A) Anchored walk-forward uses a fixed-size training window that slides forward B) Rolling walk-forward always starts training from the beginning of the dataset C) Anchored walk-forward grows the training set over time and adapts more slowly to regime changes D) Rolling walk-forward produces more training data than anchored walk-forward
Answer: C In anchored walk-forward, the training window always starts from the beginning of the dataset, so the training set grows larger with each step. This provides more data for training but makes the process slower to adapt to recent changes in market behavior.
Question 24
A strategy has the following characteristics: Win Rate = 85%, Average Win = $0.02, Average Loss = $0.15. What is the key risk of this strategy?
A) It does not trade frequently enough B) It has a low win rate C) Infrequent but large losses can cause significant drawdowns despite the high win rate D) The average win is too small to cover transaction costs
Answer: C This "picking up pennies in front of a steamroller" profile --- many small wins with occasional catastrophic losses --- is extremely dangerous. The expectancy is $0.85 \times 0.02 - 0.15 \times 0.15 = 0.017 - 0.0225 = -0.0055$, meaning the strategy is actually unprofitable despite the 85% win rate.
Question 25
What is the single most important architectural decision that prevents lookahead bias in a backtesting framework?

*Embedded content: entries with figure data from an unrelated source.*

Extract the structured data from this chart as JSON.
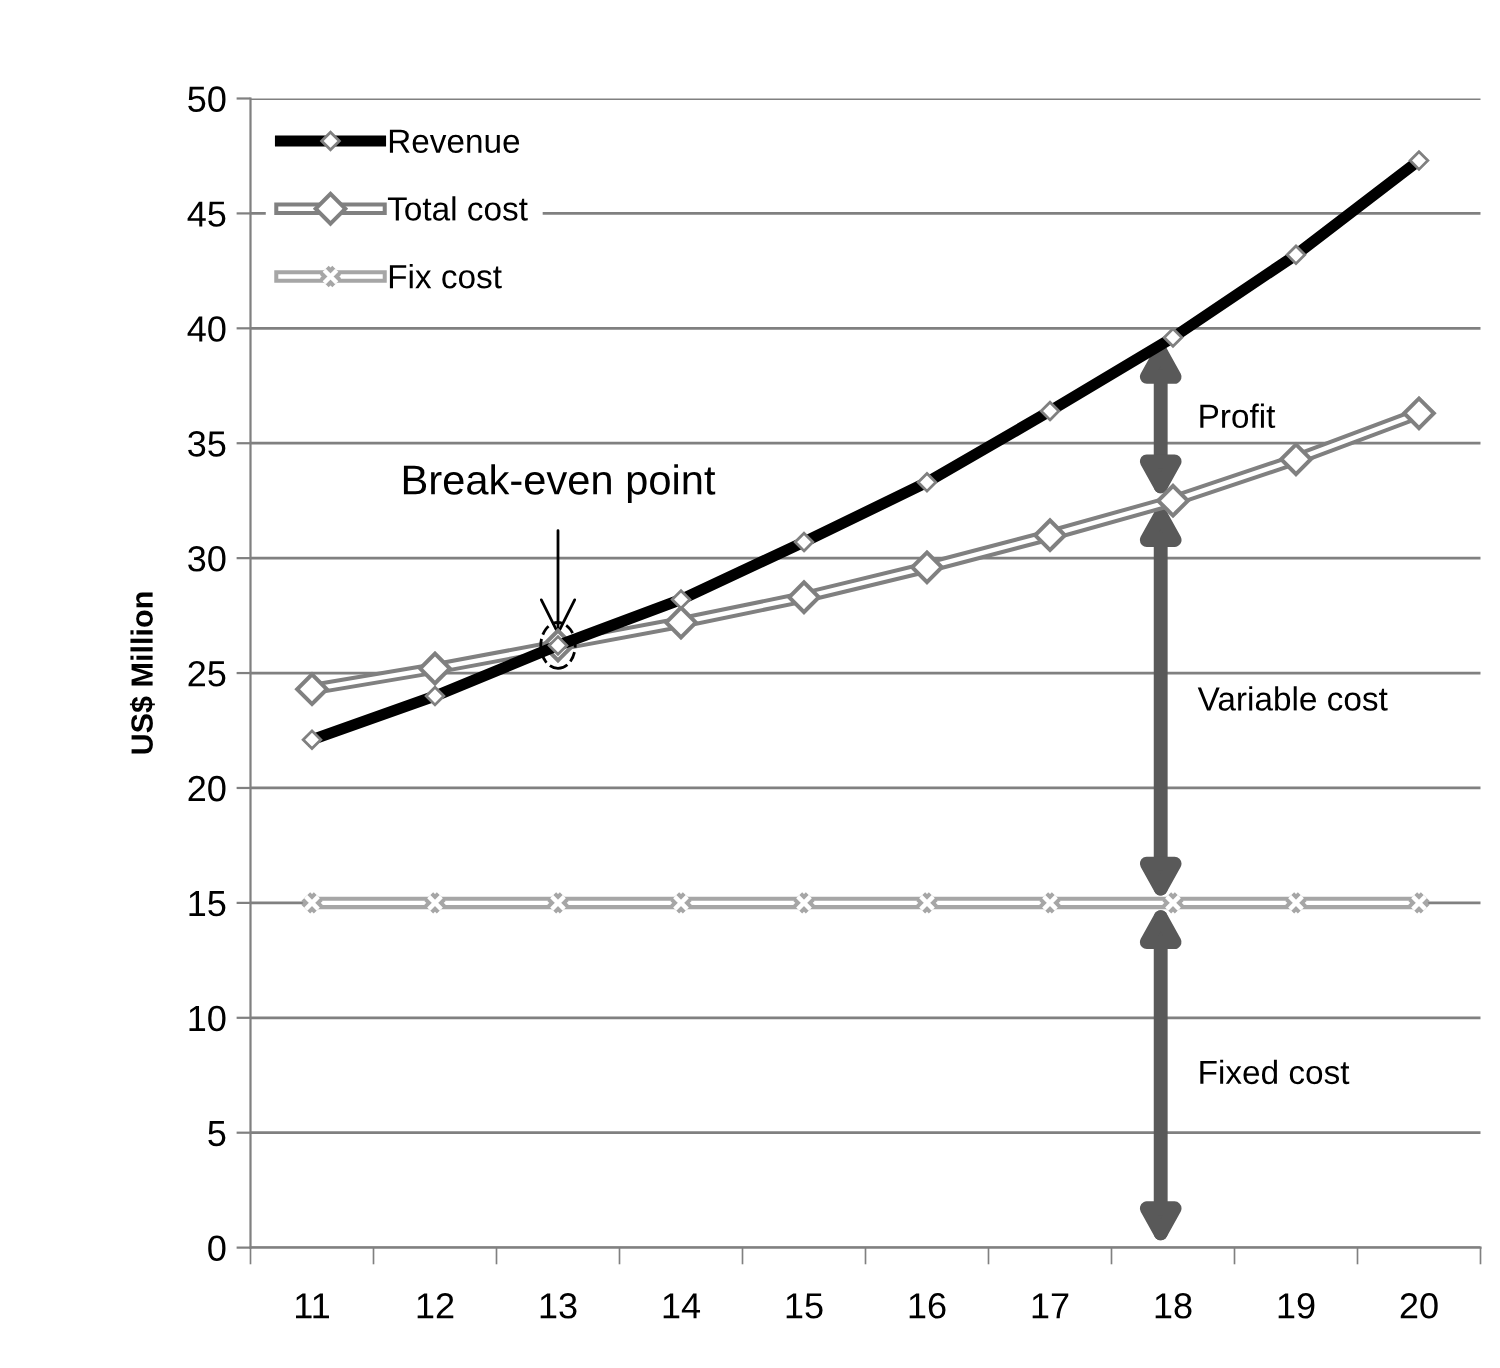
{
  "chart_data": {
    "type": "line",
    "ylabel": "US$ Million",
    "categories": [
      "11",
      "12",
      "13",
      "14",
      "15",
      "16",
      "17",
      "18",
      "19",
      "20"
    ],
    "series": [
      {
        "name": "Revenue",
        "color": "#000000",
        "marker": "diamond",
        "values": [
          22.1,
          24.0,
          26.2,
          28.2,
          30.7,
          33.3,
          36.4,
          39.6,
          43.2,
          47.3
        ]
      },
      {
        "name": "Total cost",
        "color": "#808080",
        "marker": "diamond",
        "values": [
          24.3,
          25.2,
          26.2,
          27.2,
          28.3,
          29.6,
          31.0,
          32.5,
          34.3,
          36.3
        ]
      },
      {
        "name": "Fix cost",
        "color": "#a6a6a6",
        "marker": "cross",
        "values": [
          15,
          15,
          15,
          15,
          15,
          15,
          15,
          15,
          15,
          15
        ]
      }
    ],
    "ylim": [
      0,
      50
    ],
    "yticks": [
      0,
      5,
      10,
      15,
      20,
      25,
      30,
      35,
      40,
      45,
      50
    ],
    "grid": "y",
    "legend": "top left",
    "annotations": [
      {
        "text": "Break-even point",
        "x": "13",
        "y": 26.2
      },
      "Profit",
      "Variable cost",
      "Fixed cost"
    ]
  }
}
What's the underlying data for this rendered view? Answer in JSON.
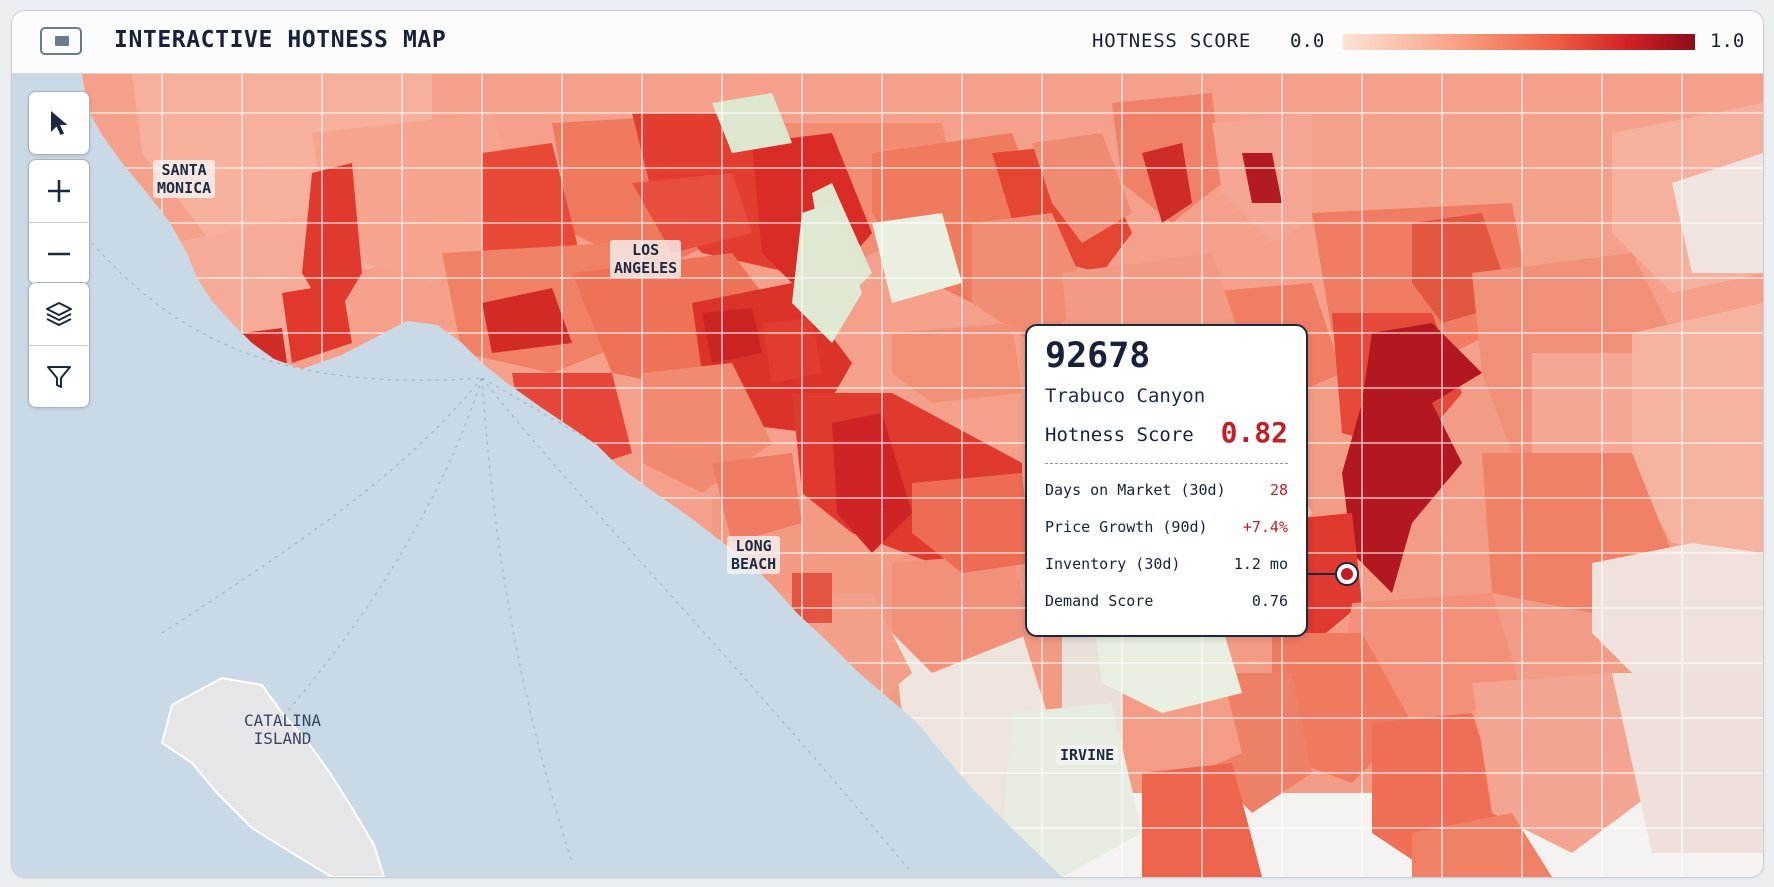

A) Using abstract base classes for all components B) Feeding data to the strategy one event at a time in chronological order C) Computing all metrics after the backtest completes D) Using Python rather than a spreadsheet for implementation
Answer: B The event-driven data flow --- where the strategy receives market data one event at a time and can only access data that has already been emitted --- is the structural safeguard against lookahead bias. This makes it impossible for the strategy to "see" future data without explicitly breaking the framework's API.